Teraz
Piękny błękit.
Wtedy straciłem przytomność.
Policja przesłuchuje mnie od wczoraj, ale dopiero dzisiaj jestem w stanie spisać to, co pamiętam. Przyszedł do mnie jeden z policjantów i pokazał mi zgnieciony artykuł wycięty z gazety sprzed trzech lat.
Nie wiem, co się stało. Nie wiem, naprawdę.
Mógłbym napisać, że żałuję tego, co zrobiłem.

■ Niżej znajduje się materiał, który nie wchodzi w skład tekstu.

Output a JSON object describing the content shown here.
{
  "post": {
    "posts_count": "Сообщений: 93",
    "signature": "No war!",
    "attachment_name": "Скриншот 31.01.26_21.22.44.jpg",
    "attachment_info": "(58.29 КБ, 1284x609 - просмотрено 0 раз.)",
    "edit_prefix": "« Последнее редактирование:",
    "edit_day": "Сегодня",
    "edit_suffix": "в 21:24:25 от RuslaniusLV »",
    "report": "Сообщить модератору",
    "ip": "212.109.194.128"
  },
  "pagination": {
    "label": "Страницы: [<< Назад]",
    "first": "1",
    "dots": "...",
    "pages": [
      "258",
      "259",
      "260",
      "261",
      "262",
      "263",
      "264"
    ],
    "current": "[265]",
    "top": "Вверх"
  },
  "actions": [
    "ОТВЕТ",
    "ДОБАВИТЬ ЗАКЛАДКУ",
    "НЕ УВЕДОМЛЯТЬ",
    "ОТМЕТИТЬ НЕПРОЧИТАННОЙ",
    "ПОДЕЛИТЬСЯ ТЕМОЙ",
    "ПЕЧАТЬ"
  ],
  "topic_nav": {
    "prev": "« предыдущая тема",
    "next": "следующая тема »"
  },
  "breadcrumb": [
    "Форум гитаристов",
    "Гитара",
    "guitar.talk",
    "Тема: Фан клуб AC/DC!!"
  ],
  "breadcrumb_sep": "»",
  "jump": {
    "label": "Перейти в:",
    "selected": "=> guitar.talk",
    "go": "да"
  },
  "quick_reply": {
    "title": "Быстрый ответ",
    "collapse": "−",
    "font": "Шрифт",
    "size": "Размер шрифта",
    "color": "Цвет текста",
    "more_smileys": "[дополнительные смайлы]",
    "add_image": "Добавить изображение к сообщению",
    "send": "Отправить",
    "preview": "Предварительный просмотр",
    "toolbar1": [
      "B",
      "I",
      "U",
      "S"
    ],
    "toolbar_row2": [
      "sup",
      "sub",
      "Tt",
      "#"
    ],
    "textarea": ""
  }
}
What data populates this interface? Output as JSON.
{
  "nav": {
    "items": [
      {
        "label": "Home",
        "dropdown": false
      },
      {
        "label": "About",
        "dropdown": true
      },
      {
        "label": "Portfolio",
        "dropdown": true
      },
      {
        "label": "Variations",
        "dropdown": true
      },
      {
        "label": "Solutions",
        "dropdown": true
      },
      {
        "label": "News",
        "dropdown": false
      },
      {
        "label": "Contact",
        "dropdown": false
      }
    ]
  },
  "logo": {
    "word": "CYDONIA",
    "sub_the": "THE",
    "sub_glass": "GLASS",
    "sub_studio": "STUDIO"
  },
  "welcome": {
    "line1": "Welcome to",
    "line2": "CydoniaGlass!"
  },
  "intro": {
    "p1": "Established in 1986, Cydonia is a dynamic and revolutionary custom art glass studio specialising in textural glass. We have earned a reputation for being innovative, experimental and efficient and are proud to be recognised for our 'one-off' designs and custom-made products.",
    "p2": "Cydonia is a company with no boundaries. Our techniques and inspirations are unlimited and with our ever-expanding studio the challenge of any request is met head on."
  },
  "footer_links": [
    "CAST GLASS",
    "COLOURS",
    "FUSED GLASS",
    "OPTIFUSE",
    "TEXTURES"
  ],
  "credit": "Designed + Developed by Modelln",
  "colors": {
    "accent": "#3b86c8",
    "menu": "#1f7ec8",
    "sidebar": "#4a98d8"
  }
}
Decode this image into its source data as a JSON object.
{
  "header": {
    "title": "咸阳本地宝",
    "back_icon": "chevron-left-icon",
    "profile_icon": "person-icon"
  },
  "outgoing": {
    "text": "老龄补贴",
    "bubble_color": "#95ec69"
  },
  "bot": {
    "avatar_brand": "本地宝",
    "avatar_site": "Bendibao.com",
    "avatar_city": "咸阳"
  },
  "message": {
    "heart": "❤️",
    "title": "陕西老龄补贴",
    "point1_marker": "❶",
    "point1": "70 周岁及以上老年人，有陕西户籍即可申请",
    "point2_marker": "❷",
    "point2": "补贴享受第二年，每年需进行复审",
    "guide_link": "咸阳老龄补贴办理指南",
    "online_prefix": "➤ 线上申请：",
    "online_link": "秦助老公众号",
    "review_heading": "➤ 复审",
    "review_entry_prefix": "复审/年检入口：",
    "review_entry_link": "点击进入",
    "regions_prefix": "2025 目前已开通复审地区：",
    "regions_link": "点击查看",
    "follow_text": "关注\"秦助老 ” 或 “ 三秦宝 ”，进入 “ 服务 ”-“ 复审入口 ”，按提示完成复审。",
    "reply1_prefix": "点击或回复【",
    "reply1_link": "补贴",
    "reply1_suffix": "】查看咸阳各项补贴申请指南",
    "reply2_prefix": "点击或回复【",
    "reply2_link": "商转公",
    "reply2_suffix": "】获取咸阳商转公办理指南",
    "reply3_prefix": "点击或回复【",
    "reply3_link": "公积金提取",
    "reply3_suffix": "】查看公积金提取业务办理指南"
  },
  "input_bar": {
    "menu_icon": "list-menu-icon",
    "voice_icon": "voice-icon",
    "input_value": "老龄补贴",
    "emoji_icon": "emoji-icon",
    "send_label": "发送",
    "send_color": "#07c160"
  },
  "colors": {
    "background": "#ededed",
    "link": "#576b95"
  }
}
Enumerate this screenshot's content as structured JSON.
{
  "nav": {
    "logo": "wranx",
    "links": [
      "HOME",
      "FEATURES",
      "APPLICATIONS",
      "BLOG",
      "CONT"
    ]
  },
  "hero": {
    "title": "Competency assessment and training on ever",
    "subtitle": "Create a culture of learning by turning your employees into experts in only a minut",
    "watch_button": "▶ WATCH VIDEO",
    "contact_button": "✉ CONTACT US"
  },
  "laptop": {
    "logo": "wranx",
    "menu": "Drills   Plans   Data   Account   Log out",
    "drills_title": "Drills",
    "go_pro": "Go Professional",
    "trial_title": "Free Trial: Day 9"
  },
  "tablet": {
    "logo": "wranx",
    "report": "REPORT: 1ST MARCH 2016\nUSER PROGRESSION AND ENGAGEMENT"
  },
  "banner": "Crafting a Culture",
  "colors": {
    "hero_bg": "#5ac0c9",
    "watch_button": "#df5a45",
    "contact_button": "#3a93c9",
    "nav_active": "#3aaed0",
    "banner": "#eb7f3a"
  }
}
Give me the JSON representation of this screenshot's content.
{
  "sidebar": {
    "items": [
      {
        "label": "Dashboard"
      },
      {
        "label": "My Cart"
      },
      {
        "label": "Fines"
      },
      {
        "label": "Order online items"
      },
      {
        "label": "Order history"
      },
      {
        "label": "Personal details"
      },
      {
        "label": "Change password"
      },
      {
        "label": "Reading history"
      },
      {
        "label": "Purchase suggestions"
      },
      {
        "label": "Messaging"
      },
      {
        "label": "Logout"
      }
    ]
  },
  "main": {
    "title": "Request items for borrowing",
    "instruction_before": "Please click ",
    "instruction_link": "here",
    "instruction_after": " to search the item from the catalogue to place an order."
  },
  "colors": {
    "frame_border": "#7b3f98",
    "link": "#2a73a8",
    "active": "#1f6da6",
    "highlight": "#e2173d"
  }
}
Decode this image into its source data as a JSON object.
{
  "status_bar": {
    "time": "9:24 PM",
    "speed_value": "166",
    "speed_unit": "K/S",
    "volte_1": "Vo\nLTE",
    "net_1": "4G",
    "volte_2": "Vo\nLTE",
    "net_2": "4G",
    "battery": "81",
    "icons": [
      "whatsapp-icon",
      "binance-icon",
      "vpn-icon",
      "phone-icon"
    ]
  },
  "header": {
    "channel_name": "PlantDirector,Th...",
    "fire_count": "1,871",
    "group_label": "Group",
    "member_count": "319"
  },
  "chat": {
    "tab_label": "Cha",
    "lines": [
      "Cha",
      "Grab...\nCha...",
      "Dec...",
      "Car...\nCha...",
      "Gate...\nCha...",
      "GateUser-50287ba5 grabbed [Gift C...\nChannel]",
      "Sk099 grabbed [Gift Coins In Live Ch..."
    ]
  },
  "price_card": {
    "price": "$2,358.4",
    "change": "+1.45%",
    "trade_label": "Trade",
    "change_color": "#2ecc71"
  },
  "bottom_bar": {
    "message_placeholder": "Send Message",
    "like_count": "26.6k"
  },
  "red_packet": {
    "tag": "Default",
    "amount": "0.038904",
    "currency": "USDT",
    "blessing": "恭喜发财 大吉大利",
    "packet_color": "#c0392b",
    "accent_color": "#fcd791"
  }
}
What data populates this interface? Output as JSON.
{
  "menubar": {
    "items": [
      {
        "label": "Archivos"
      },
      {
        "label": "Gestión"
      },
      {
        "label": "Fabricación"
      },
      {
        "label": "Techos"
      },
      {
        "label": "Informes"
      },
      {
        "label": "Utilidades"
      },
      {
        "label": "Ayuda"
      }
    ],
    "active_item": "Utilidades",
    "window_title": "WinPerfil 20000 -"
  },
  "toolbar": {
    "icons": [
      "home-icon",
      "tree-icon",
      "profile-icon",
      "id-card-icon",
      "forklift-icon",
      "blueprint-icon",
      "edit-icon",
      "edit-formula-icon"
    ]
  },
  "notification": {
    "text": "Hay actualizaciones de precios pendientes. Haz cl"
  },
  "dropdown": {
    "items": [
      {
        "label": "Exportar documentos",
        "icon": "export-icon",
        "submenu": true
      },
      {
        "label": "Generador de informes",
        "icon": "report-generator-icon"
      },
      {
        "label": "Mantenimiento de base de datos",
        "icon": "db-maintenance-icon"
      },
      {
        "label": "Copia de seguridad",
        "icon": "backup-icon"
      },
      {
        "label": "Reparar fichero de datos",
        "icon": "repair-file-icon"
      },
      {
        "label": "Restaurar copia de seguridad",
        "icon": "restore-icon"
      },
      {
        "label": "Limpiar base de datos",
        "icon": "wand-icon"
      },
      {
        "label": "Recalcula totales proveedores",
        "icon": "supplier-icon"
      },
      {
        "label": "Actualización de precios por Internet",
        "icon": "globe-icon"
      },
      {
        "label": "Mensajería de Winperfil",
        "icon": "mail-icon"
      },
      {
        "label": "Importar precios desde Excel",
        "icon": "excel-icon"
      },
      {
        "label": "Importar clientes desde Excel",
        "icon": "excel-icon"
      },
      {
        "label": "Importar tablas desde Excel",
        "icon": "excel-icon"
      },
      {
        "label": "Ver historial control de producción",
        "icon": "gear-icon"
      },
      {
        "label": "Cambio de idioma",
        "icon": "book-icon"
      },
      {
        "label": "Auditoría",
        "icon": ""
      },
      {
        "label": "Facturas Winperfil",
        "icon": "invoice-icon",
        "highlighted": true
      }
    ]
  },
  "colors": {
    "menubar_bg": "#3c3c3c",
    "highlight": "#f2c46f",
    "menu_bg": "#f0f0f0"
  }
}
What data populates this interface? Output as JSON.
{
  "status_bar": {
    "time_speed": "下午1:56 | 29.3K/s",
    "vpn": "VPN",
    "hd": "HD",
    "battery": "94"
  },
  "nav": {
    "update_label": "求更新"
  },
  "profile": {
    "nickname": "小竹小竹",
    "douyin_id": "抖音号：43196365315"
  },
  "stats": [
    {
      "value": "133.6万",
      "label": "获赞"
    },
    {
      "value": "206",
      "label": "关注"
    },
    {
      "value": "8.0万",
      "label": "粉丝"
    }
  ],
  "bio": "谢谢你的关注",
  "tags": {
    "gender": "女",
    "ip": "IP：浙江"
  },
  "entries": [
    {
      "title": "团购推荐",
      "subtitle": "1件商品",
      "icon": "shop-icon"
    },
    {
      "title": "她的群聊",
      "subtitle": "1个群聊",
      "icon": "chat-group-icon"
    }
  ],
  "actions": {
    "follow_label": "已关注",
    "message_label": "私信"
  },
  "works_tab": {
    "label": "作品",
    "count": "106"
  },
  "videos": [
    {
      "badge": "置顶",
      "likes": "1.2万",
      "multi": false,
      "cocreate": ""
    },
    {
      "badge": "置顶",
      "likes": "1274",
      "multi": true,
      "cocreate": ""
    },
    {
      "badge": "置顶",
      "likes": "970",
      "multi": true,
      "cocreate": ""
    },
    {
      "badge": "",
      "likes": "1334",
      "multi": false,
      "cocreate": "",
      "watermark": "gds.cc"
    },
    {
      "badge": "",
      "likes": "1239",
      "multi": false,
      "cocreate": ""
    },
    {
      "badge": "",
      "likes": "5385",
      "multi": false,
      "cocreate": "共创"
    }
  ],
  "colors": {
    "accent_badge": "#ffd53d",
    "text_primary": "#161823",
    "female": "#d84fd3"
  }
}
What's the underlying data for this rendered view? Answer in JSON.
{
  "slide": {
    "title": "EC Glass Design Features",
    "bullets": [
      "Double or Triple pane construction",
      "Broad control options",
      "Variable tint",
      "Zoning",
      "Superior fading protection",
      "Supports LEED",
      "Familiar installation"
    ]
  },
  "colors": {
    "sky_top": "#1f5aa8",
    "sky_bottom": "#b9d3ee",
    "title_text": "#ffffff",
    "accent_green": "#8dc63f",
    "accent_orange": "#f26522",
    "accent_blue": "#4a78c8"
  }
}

Żałowałem. Ale już nie żałuję.
Znów ogarnia mnie błogi spokój, kiedy ze zdjęcia patrzą na mnie te cudownie niebieskie oczy.
Cudowny błękit.
Spokój, cisza, ja i mój przyjaciel...
NOTATKA W LOKALNEJ PRASIE:
Wczoraj zatrzymano Przemysława R., syna popularnego lekarza w Wilczym Lasku. Zatrzymany, oskarżony jest o dokonanie trzech brutalnych zabójstw – swoich rodziców oraz przyjaciółki. Zwłoki znaleziono w domu państwa R. razem z nieprzytomnym podejrzanym. Przemysław R. przebywa obecnie w szpitalu i jest pod obserwacją lekarzy, gdyż na komisariacie stracił przytomność i nie odzyskał jej do dnia dzisiejszego. Z niepotwierdzonych źródeł wiemy, że podejrzany przyznał się do winy na piśmie. Do notatek oskarżonego dołączone było zdjęcie wycięte z gazety. Na zdjęciu widnieje Maciej Wierczyński. Trzy lata temu dziewiętnastolatek zamordował swoją siedmioosobową rodzinę, po czym popełnił samobójstwo wieszając się w parku w Wilczym Lasku oddalonym od miejsca zbrodni o 45 kilometrów.